In this post, let's take a look at some of the differences between China and the USA. The chart below shows the comparison of government finances between the two countries.

click to enlarge


Source: Der Speigel

China has the world’s largest foreign currency reserves. Though the chart says it is $1.9T, the more recent figure was $2.4 Trilllion at the end of December 2009.

The public debt as a percentage of GDP for the U.S. is more than double that of China at about 38%.

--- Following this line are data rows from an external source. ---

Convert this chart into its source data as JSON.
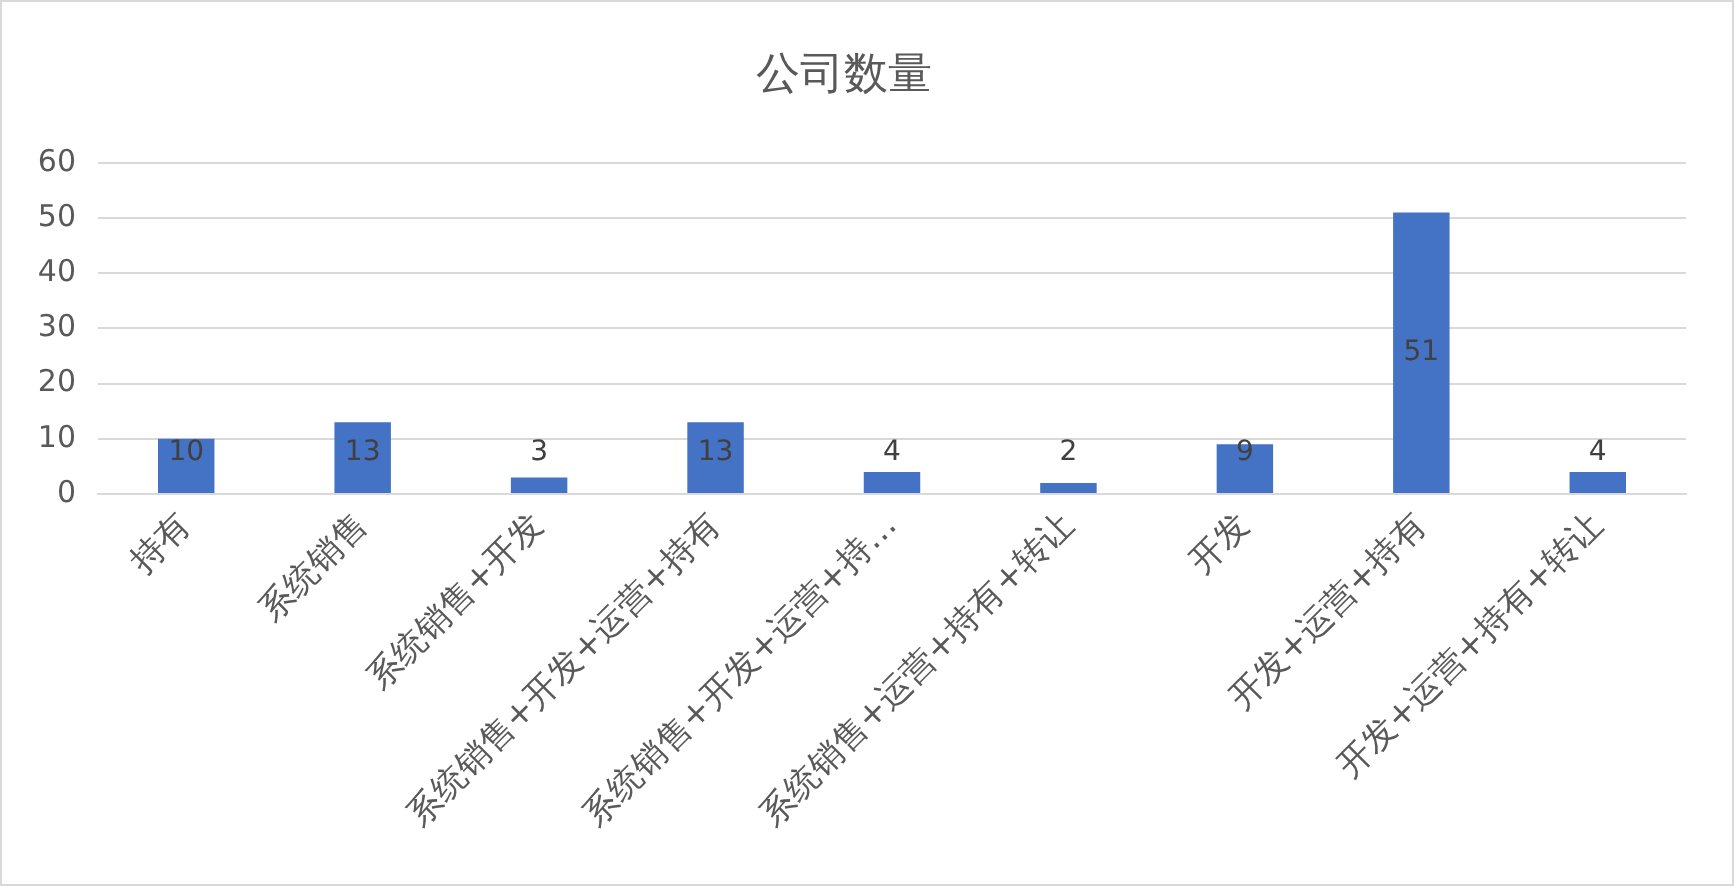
{
  "chart_data": {
    "type": "bar",
    "title": "公司数量",
    "categories": [
      "持有",
      "系统销售",
      "系统销售+开发",
      "系统销售+开发+运营+持有",
      "系统销售+开发+运营+持…",
      "系统销售+运营+持有+转让",
      "开发",
      "开发+运营+持有",
      "开发+运营+持有+转让"
    ],
    "values": [
      10,
      13,
      3,
      13,
      4,
      2,
      9,
      51,
      4
    ],
    "color": "#4472c4",
    "ylim": [
      0,
      60
    ],
    "yticks": [
      0,
      10,
      20,
      30,
      40,
      50,
      60
    ],
    "grid": "y",
    "legend": false,
    "data_labels": true
  }
}
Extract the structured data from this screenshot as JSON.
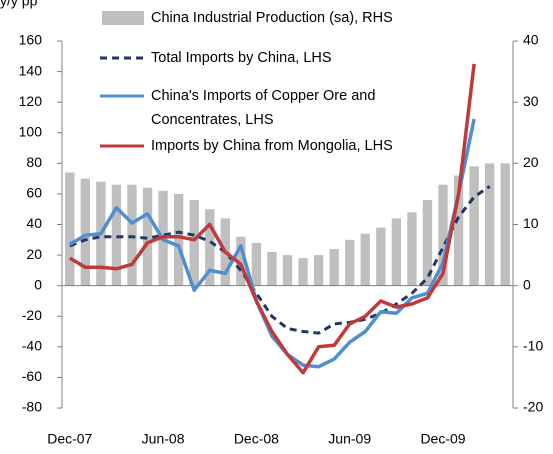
{
  "chart_data": {
    "type": "bar-line",
    "y_label": "y/y pp",
    "categories": [
      "Dec-07",
      null,
      null,
      null,
      null,
      null,
      "Jun-08",
      null,
      null,
      null,
      null,
      null,
      "Dec-08",
      null,
      null,
      null,
      null,
      null,
      "Jun-09",
      null,
      null,
      null,
      null,
      null,
      "Dec-09",
      null,
      null,
      null,
      null
    ],
    "series": [
      {
        "name": "China Industrial Production (sa), RHS",
        "kind": "bar",
        "axis": "y2",
        "color": "#bfbfbf",
        "values": [
          18.5,
          17.5,
          17,
          16.5,
          16.5,
          16,
          15.5,
          15,
          14,
          12.5,
          11,
          8,
          7,
          5.5,
          5,
          4.5,
          5,
          6,
          7.5,
          8.5,
          9.5,
          11,
          12,
          14,
          16.5,
          18,
          19.5,
          20,
          20
        ]
      },
      {
        "name": "Total Imports by China, LHS",
        "kind": "line",
        "dash": true,
        "color": "#1f3864",
        "values": [
          26,
          30,
          32,
          32,
          32,
          31,
          33,
          35,
          33,
          29,
          22,
          10,
          -5,
          -20,
          -28,
          -30,
          -31,
          -25,
          -24,
          -22,
          -18,
          -12,
          -5,
          5,
          25,
          45,
          58,
          65,
          null
        ]
      },
      {
        "name": "China's Imports of Copper Ore and Concentrates, LHS",
        "kind": "line",
        "color": "#4f8fd0",
        "values": [
          27,
          33,
          34,
          51,
          41,
          47,
          30,
          26,
          -3,
          10,
          8,
          26,
          -10,
          -33,
          -45,
          -52,
          -53,
          -48,
          -37,
          -30,
          -17,
          -18,
          -8,
          -5,
          15,
          60,
          109,
          null,
          null
        ]
      },
      {
        "name": "Imports by China from Mongolia, LHS",
        "kind": "line",
        "color": "#c0393b",
        "values": [
          18,
          12,
          12,
          11,
          14,
          28,
          32,
          32,
          30,
          40,
          22,
          14,
          -10,
          -30,
          -45,
          -57,
          -40,
          -39,
          -25,
          -20,
          -10,
          -14,
          -12,
          -8,
          8,
          60,
          145,
          null,
          null
        ]
      }
    ],
    "ylim": [
      -80,
      160
    ],
    "yticks": [
      -80,
      -60,
      -40,
      -20,
      0,
      20,
      40,
      60,
      80,
      100,
      120,
      140,
      160
    ],
    "y2lim": [
      -20,
      40
    ],
    "y2ticks": [
      -20,
      -10,
      0,
      10,
      20,
      30,
      40
    ]
  }
}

China’s total external debt is just $400B. China is the creditor nation in this comparison while the U.S. is the debtor nation. Currently the gross external debt of the U.S. is a whopping $13.75 Trillion. According to the U.S. Office of the Treasury, the majority of this debt is in the form of long-term bonds and notes.

Clearly the U.S. has long ways to go before it can eliminate the public debts to low levels and become a creditor nation again.


The services sector forms about 80% of the U.S. economy whereas in China it is just 40%. Since the majority of the U.S. manufacturing was relocated offshore to developing countries, this sector accounts for just 19% of the U.S. economy. In China manufacturing accounts for 49% of the economy. A significant portion of the services sector economy in the U.S. was based in the FIRE (Finance, Insurance and Real Estate) industries. Since the credit crisis, the financial and real estate sector have laid off thousands of workers and the industries are still on shaky grounds. For example, it may be many years before a meaningful recovery takes place in the real estate industry.

One way for the U.S. to accelerate the economic recovery would be to invest heavily in the manufacturing sector and increase it level of exports.